For intraoperative imaging using 5-ALA, recommended illumination light exposure levels range from 40–80 mW/cm\(^{2}\)54. In this context, the two LEDs utilized in our setup, with a maximum irradiation power of 10 mW42, are significantly below the recommended levels. Therefore, the risk of tissue damage can be assumed highly unlikely, particularly considering the short exposure duration involved.

Furthermore, compatibility with MRI, as the most important modality for brain imaging, is a major aspect of the further system design. MRI examinations are conditionally possible with comparable neuro implants such as the Cochlear implant, which also features a flat coil structure or the DBS Implant which introduces elongated electrodes and extension wires into the brain. In this context, most adverse effects are associated with the integrated magnet for the Cochlear implant and with the electrode-tissue interface for Deep Brain Stimulation Implants55, neither of which are foreseen in our concept. However, irrespective of the patient safety, the implants may cause artifacts in the resulting MR images. The concept of implantable monitoring, as it can only detect cancer in its immediate vicinity, will not obviate the need for MRI examinations that can also discover distant recurrence. On the design side, it is, therefore, crucial to ensure that potential sources of interference such as metallic parts are minimized or that new MRI-compatible materials56 are incorporated. Moreover, it is essential to evaluate various established metal artifact reduction techniques in subsequent development phases and formulate strategies for obtaining MRI scans devoid of artifacts.
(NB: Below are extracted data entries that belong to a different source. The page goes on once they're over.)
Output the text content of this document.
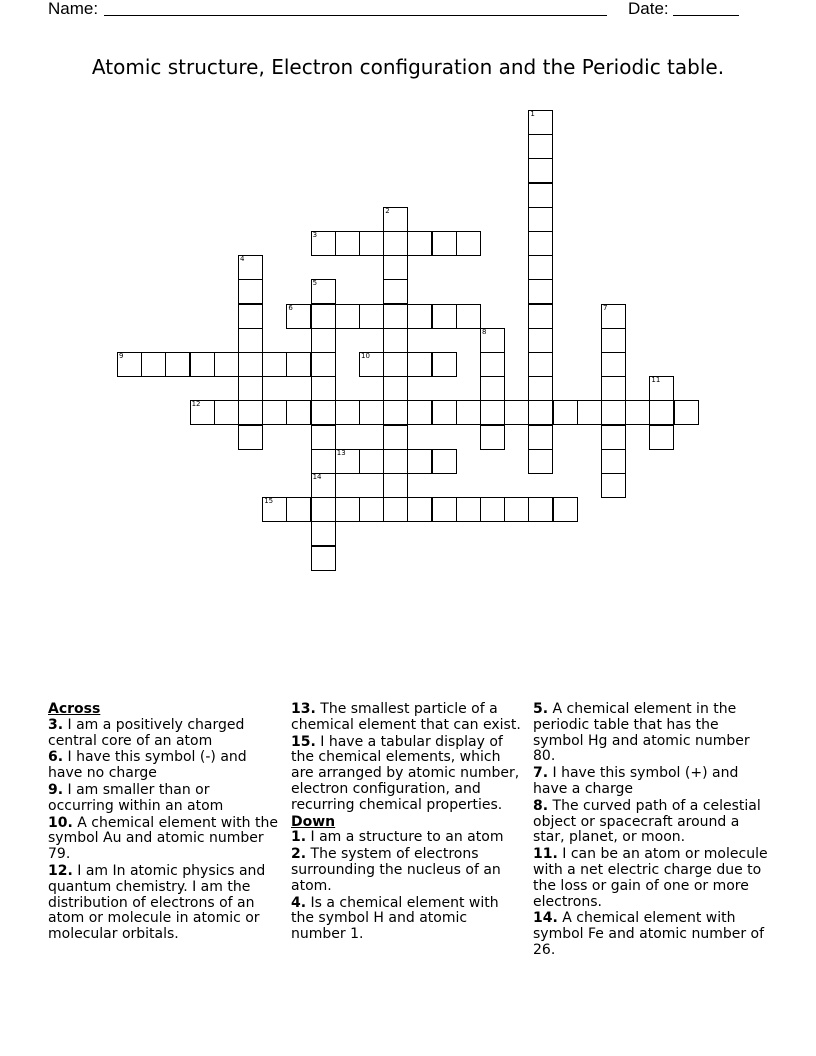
Name:	Date:
Atomic structure, Electron configuration and the Periodic table.
1
2
3
4
5
14
6	7
8
9	10
11
12
13
15
Across
3. I am a positively charged central core of an atom
6. I have this symbol (-) and have no charge
9. I am smaller than or occurring within an atom
10. A chemical element with the symbol Au and atomic number 79.
12. I am In atomic physics and quantum chemistry. I am the distribution of electrons of an atom or molecule in atomic or molecular orbitals.
13. The smallest particle of a chemical element that can exist.
15. I have a tabular display of the chemical elements, which are arranged by atomic number, electron configuration, and recurring chemical properties.
Down
1. I am a structure to an atom
2. The system of electrons surrounding the nucleus of an atom.
4. Is a chemical element with the symbol H and atomic number 1.
5. A chemical element in the periodic table that has the symbol Hg and atomic number 80.
7. I have this symbol (+) and have a charge
8. The curved path of a celestial object or spacecraft around a star, planet, or moon.
11. I can be an atom or molecule with a net electric charge due to the loss or gain of one or more electrons.
14. A chemical element with symbol Fe and atomic number of 26.
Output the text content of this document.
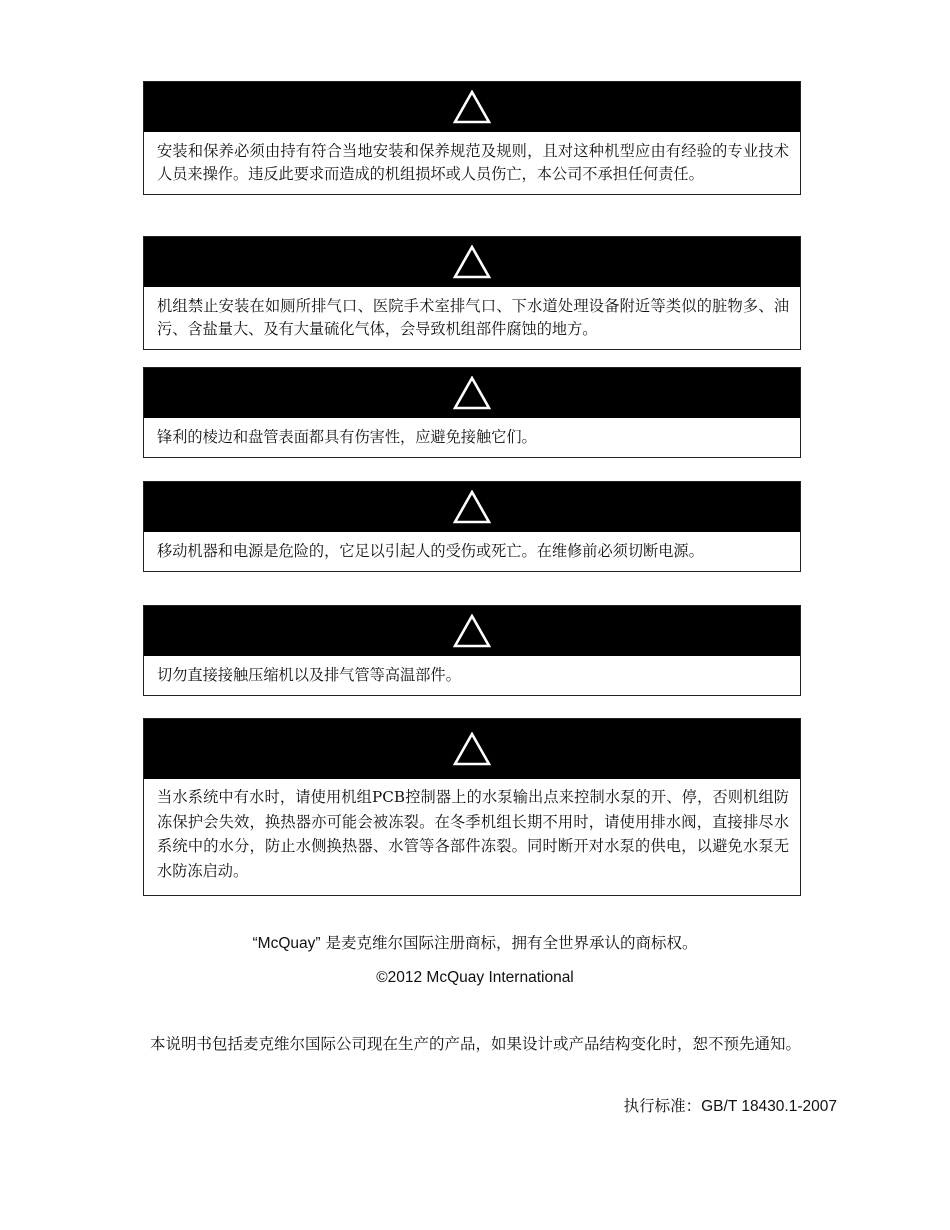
安装和保养必须由持有符合当地安装和保养规范及规则，且对这种机型应由有经验的专业技术人员来操作。违反此要求而造成的机组损坏或人员伤亡，本公司不承担任何责任。
机组禁止安装在如厕所排气口、医院手术室排气口、下水道处理设备附近等类似的脏物多、油污、含盐量大、及有大量硫化气体，会导致机组部件腐蚀的地方。
锋利的棱边和盘管表面都具有伤害性，应避免接触它们。
移动机器和电源是危险的，它足以引起人的受伤或死亡。在维修前必须切断电源。
切勿直接接触压缩机以及排气管等高温部件。
当水系统中有水时，请使用机组PCB控制器上的水泵输出点来控制水泵的开、停，否则机组防冻保护会失效，换热器亦可能会被冻裂。在冬季机组长期不用时，请使用排水阀，直接排尽水系统中的水分，防止水侧换热器、水管等各部件冻裂。同时断开对水泵的供电，以避免水泵无水防冻启动。
“McQuay” 是麦克维尔国际注册商标，拥有全世界承认的商标权。
©2012 McQuay International
本说明书包括麦克维尔国际公司现在生产的产品，如果设计或产品结构变化时，恕不预先通知。
执行标准：GB/T 18430.1-2007
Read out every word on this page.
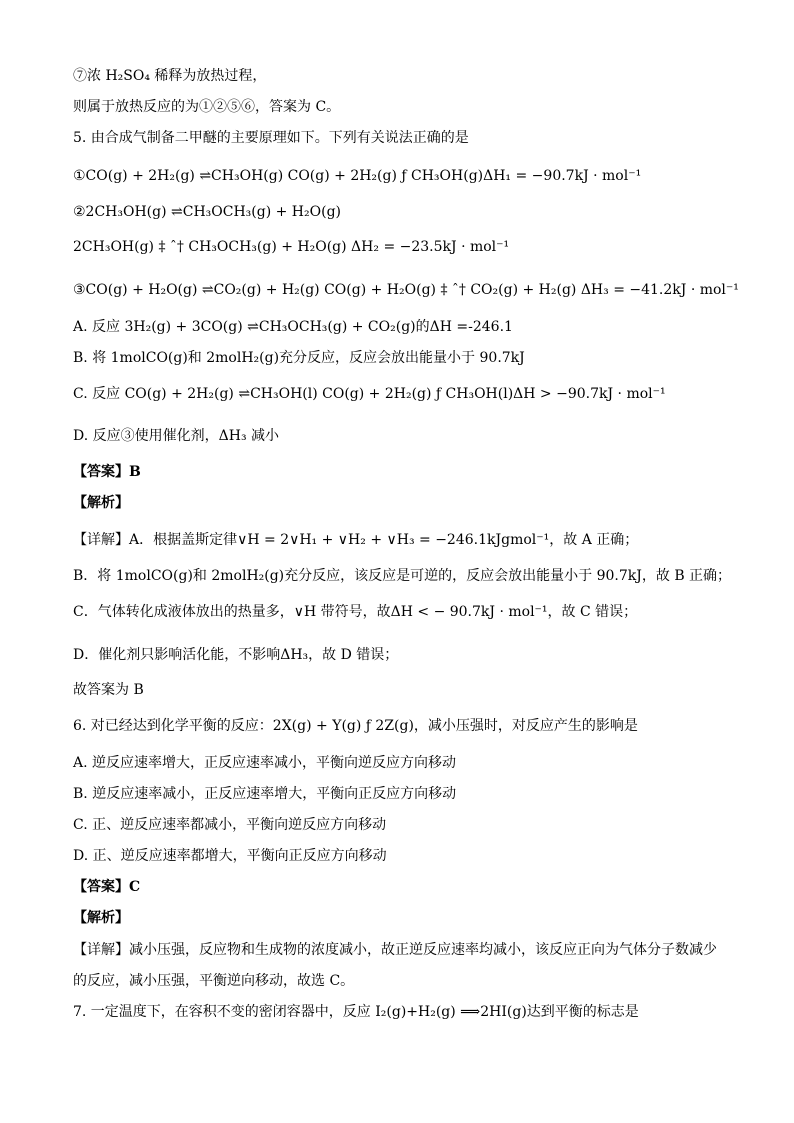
⑦浓 H₂SO₄ 稀释为放热过程，
则属于放热反应的为①②⑤⑥，答案为 C。
5. 由合成气制备二甲醚的主要原理如下。下列有关说法正确的是
①CO(g) + 2H₂(g) ⇌CH₃OH(g) CO(g) + 2H₂(g) ƒ CH₃OH(g)ΔH₁ = −90.7kJ · mol⁻¹
②2CH₃OH(g) ⇌CH₃OCH₃(g) + H₂O(g)
2CH₃OH(g) ‡ ˆ† CH₃OCH₃(g) + H₂O(g) ΔH₂ = −23.5kJ · mol⁻¹
③CO(g) + H₂O(g) ⇌CO₂(g) + H₂(g) CO(g) + H₂O(g) ‡ ˆ† CO₂(g) + H₂(g) ΔH₃ = −41.2kJ · mol⁻¹
A. 反应 3H₂(g) + 3CO(g) ⇌CH₃OCH₃(g) + CO₂(g)的ΔH =-246.1
B. 将 1molCO(g)和 2molH₂(g)充分反应，反应会放出能量小于 90.7kJ
C. 反应 CO(g) + 2H₂(g) ⇌CH₃OH(l) CO(g) + 2H₂(g) ƒ CH₃OH(l)ΔH > −90.7kJ · mol⁻¹
D. 反应③使用催化剂，ΔH₃ 减小
【答案】B
【解析】
【详解】A．根据盖斯定律∨H = 2∨H₁ + ∨H₂ + ∨H₃ = −246.1kJgmol⁻¹，故 A 正确；
B．将 1molCO(g)和 2molH₂(g)充分反应，该反应是可逆的，反应会放出能量小于 90.7kJ，故 B 正确；
C．气体转化成液体放出的热量多，∨H 带符号，故ΔH < − 90.7kJ · mol⁻¹，故 C 错误；
D．催化剂只影响活化能，不影响ΔH₃，故 D 错误；
故答案为 B
6. 对已经达到化学平衡的反应：2X(g) + Y(g) ƒ 2Z(g)，减小压强时，对反应产生的影响是
A. 逆反应速率增大，正反应速率减小，平衡向逆反应方向移动
B. 逆反应速率减小，正反应速率增大，平衡向正反应方向移动
C. 正、逆反应速率都减小，平衡向逆反应方向移动
D. 正、逆反应速率都增大，平衡向正反应方向移动
【答案】C
【解析】
【详解】减小压强，反应物和生成物的浓度减小，故正逆反应速率均减小，该反应正向为气体分子数减少
的反应，减小压强，平衡逆向移动，故选 C。
7. 一定温度下，在容积不变的密闭容器中，反应 I₂(g)+H₂(g) ⟹2HI(g)达到平衡的标志是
Numerous aspects of the presented concept need to be further specified and elucidated in future research endeavors. Particularly regarding compatibility and biosafety, comprehensive and extensive investigations are required in subsequent work to ensure a thorough evaluation.

Conclusion

Current monitoring approaches for glioblastoma resection rely on imaging techniques that allow data acquisition only at limited intervals and do not capture dynamic changes. In this study, we have introduced a radically novel surveillance approach for glioblastoma resection patients, utilizing an implantable system that enables routine remote monitoring. While 5-ALA-based fluorescence has been used for intraoperative delineation of cancerous tissue, our experimental measurements have demonstrated its potential for signaling the presence of recurrent cancerous tissue to a miniaturized intracorporal detector. We have presented a conceptual design of a spatially distributed dual-module system, which is of reasonable size and feasible for implantation, similar to existing approved implants. The realization of an implantable active monitoring device is immensely challenging on practicability and patient safety and multiple essential concerns need to be addressed and design solutions found in follow-up efforts. Nevertheless, potential improvements over conventional monitoring may lead to improved patient prognosis. Through continuous monitoring, this approach might allow earlier detection of cancerous tissue and timely resection, if necessary. The recorded data could be used to assess and adjust the course and efficacy of adjuvant therapies in a comprehensive and unambiguous manner.